Sinking of Zealandia, Earth's hidden continent, linked to forging of the Pacific 'Ring of Fire'

Zealandia had dramatic elevation changes between 50 and 35 million years ago, then ultimately sank

Recent seafloor drilling has revealed that the hidden continent Zealandia -- an area twice the size of India submerged beneath the southwest Pacific Ocean -- experienced dramatic elevation changes between about 50 and 35 million years ago. New findings from the drilling expedition show that the changes may have been linked with the formation of the Pacific's Ring of Fire.

The prevailing scientific wisdom has been that Zealandia's low profile was due to the thinning of its crust as it separated from Gondwana, the ancient supercontinent that included Antarctica and Australia, around 85 million years ago.
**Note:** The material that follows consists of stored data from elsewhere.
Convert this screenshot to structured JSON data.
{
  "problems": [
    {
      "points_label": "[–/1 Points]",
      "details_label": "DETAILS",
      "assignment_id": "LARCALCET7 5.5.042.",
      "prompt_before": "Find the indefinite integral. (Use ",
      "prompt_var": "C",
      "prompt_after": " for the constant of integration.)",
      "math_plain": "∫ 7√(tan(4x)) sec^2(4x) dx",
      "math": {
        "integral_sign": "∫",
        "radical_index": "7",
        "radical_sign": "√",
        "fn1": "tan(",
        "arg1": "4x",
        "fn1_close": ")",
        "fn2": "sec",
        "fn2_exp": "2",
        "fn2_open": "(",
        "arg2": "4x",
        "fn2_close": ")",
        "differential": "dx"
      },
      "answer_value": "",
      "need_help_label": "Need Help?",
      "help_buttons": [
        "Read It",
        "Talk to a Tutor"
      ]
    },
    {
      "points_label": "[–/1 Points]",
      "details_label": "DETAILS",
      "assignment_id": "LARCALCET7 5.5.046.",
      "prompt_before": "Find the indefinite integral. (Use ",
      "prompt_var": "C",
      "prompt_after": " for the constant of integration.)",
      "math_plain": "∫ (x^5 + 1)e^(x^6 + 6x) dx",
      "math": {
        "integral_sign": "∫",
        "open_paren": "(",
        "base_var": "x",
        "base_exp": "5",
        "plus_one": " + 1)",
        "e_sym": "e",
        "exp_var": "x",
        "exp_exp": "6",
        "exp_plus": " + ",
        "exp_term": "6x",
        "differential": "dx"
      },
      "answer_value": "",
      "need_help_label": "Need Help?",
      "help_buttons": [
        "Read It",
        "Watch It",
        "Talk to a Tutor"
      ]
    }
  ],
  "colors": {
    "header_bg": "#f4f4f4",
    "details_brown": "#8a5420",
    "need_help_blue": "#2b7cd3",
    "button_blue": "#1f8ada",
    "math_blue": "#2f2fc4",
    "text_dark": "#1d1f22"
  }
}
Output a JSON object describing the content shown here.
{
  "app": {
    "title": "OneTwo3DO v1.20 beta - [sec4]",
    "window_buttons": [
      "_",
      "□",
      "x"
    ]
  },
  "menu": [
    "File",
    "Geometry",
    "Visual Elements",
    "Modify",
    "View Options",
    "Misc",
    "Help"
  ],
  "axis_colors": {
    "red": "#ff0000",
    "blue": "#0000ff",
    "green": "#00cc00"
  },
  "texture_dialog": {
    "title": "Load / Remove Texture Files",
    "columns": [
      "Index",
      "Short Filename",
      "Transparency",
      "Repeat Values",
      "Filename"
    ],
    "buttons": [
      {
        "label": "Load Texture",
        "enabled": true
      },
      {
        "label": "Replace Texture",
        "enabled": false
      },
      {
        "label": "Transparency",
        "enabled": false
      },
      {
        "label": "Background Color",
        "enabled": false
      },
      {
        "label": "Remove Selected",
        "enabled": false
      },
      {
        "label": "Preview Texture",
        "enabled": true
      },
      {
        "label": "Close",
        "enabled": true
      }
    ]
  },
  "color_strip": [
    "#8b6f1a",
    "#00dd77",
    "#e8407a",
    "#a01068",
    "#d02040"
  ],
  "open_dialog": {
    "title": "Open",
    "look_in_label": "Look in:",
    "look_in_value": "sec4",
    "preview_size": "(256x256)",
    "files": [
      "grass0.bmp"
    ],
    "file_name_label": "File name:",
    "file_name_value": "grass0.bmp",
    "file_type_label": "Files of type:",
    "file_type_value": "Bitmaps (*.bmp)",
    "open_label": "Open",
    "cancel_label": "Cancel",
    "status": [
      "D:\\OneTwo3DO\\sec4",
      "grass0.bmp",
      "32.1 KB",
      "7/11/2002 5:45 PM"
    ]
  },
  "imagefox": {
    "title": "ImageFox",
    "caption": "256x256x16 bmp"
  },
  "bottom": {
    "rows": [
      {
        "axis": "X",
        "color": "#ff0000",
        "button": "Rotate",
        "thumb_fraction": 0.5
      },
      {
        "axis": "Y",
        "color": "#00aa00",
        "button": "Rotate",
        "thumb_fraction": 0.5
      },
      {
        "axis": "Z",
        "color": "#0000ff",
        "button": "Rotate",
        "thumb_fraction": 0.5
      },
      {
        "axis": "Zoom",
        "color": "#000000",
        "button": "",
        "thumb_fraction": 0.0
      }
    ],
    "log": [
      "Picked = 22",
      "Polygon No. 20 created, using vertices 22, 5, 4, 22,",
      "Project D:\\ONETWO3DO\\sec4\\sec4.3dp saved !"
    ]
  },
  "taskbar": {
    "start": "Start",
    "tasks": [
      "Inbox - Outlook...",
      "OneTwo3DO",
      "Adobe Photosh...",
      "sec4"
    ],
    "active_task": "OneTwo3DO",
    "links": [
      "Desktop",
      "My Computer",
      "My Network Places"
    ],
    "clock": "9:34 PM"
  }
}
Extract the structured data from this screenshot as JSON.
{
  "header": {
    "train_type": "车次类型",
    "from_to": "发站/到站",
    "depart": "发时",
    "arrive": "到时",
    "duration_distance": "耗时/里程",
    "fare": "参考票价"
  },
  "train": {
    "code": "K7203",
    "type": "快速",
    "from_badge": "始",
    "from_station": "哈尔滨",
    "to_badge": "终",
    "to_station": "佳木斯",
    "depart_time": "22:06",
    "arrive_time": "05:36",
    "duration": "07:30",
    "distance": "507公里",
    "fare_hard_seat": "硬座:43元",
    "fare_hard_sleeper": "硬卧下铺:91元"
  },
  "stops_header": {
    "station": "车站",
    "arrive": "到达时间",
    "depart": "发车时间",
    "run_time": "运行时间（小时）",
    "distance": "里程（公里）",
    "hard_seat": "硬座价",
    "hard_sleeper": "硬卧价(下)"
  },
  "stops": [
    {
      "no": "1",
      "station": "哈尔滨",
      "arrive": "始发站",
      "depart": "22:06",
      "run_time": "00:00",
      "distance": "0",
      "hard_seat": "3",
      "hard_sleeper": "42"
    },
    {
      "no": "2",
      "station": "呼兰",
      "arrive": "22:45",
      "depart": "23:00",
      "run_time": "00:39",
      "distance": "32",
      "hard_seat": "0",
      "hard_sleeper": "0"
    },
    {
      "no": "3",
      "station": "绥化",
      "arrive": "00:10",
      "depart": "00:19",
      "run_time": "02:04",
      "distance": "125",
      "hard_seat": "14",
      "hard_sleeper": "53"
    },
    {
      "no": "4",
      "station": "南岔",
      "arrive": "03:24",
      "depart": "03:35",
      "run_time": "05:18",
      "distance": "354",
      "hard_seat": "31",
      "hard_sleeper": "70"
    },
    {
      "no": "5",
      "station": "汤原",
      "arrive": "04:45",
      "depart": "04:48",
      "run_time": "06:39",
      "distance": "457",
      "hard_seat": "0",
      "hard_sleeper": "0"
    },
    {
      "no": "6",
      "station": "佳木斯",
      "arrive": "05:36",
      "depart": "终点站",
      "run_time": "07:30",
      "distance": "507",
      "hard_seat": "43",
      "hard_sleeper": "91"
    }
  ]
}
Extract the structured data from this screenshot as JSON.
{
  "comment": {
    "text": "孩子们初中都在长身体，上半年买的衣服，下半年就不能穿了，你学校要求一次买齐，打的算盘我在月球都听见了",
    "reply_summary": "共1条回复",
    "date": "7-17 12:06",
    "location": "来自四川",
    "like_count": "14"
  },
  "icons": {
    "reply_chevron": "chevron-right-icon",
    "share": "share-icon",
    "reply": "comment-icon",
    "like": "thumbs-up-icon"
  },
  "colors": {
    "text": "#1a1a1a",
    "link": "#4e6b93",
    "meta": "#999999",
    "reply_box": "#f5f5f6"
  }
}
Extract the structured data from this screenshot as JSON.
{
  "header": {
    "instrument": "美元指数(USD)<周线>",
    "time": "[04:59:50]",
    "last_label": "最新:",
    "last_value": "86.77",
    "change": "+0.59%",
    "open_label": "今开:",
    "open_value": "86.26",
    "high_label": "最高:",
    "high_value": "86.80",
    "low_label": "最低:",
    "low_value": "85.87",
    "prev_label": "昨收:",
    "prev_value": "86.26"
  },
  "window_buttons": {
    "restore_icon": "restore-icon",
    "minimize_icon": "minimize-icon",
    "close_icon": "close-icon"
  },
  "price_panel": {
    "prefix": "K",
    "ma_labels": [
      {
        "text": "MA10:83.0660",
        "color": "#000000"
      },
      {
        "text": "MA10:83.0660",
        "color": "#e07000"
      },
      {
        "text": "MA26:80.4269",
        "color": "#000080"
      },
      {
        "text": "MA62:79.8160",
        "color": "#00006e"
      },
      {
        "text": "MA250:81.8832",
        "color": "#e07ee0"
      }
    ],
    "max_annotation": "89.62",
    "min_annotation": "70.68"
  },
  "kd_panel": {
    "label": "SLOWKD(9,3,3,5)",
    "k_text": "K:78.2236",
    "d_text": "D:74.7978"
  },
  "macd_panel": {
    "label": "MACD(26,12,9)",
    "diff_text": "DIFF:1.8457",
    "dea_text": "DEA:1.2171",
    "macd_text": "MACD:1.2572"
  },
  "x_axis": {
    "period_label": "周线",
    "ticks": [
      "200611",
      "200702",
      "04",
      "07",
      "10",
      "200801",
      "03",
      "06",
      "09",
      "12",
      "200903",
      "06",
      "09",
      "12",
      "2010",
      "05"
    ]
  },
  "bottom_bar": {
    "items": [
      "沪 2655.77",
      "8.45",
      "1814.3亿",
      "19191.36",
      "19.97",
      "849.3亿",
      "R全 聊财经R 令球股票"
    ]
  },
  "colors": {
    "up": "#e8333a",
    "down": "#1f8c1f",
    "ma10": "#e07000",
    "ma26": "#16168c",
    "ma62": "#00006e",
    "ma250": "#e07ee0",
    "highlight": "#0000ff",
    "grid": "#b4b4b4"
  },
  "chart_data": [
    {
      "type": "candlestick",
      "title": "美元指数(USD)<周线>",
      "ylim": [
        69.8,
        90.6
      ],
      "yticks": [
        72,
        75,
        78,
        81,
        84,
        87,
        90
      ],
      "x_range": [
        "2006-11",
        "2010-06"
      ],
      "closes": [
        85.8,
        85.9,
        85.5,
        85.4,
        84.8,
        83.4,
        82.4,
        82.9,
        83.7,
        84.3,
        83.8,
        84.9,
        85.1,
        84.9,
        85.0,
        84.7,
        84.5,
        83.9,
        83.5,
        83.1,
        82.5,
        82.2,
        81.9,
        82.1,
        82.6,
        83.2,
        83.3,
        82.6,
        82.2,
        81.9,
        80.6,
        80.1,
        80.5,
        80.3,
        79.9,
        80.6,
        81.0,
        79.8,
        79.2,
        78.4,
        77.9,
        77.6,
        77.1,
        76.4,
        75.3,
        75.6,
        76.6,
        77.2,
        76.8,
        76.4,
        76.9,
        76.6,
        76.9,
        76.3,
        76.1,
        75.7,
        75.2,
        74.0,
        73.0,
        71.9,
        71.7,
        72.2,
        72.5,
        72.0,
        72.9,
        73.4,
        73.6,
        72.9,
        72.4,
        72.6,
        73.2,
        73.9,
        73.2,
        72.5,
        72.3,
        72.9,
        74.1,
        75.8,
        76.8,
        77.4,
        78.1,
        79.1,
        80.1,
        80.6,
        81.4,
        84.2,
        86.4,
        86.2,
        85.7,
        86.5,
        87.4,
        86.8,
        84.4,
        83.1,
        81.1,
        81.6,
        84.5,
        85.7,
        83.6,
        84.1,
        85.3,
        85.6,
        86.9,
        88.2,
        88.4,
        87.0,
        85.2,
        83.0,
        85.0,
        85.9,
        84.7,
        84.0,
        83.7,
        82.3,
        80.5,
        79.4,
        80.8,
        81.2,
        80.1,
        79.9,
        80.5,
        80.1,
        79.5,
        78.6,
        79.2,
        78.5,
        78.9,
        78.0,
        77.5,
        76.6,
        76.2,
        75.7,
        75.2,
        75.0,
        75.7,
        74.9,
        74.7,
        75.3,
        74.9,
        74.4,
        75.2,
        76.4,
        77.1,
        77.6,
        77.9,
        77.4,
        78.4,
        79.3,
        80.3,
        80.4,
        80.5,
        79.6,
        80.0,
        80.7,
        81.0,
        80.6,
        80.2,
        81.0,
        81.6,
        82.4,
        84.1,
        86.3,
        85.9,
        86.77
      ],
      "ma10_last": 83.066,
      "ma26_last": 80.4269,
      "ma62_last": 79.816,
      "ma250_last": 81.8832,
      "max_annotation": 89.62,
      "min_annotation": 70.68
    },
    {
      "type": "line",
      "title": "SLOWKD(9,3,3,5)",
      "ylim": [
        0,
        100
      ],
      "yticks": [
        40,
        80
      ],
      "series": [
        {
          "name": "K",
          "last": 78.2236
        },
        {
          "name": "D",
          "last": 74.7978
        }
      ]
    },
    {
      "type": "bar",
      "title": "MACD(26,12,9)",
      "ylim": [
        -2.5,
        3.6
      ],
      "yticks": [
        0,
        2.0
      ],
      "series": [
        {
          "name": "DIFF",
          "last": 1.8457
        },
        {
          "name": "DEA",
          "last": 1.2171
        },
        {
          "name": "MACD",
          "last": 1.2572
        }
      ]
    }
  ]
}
New findings from the expedition, funded largely by the U.S. National Science Foundation with contributions from more than 20 partner nations, were recently published in the Geological Society of America journal Geology.

According to the new results, Zealandia's upheaval may have resulted from the re-energizing of an earlier site of widespread crustal rupture, with the Pacific Plate subsequently diving (subducting) westward beneath Zealandia. As the angle of the tectonic plate's subduction deepened, the root of the Zealandia continent broke off and sank.

Fossils in drilling cores collected by International Ocean Discovery Program Expedition 371 scientists indicate that portions of northern Zealandia rose 1 to 2 kilometers while other sections subsided about the same amount, before the entire continent sank another kilometer beneath the waves.

The timing of these transformations, say the researchers, coincides with a global reorganization of tectonic plates shown in the bend in the Emperor-Hawaii seamount chain, the reorientation of numerous mid-ocean ridges, and the onset of subduction -- and related volcanism and seismicity -- in a belt that still encircles much of the western Pacific.

Although subduction drives Earth's plate tectonic cycle, scientists don't yet understand how it starts. The drilling expedition to Zealandia may offer new insights into this process, says Jamie Allan, a program director in NSF's Division of Ocean Sciences. "This work further documents what interconnected and profound events occurred globally at that time."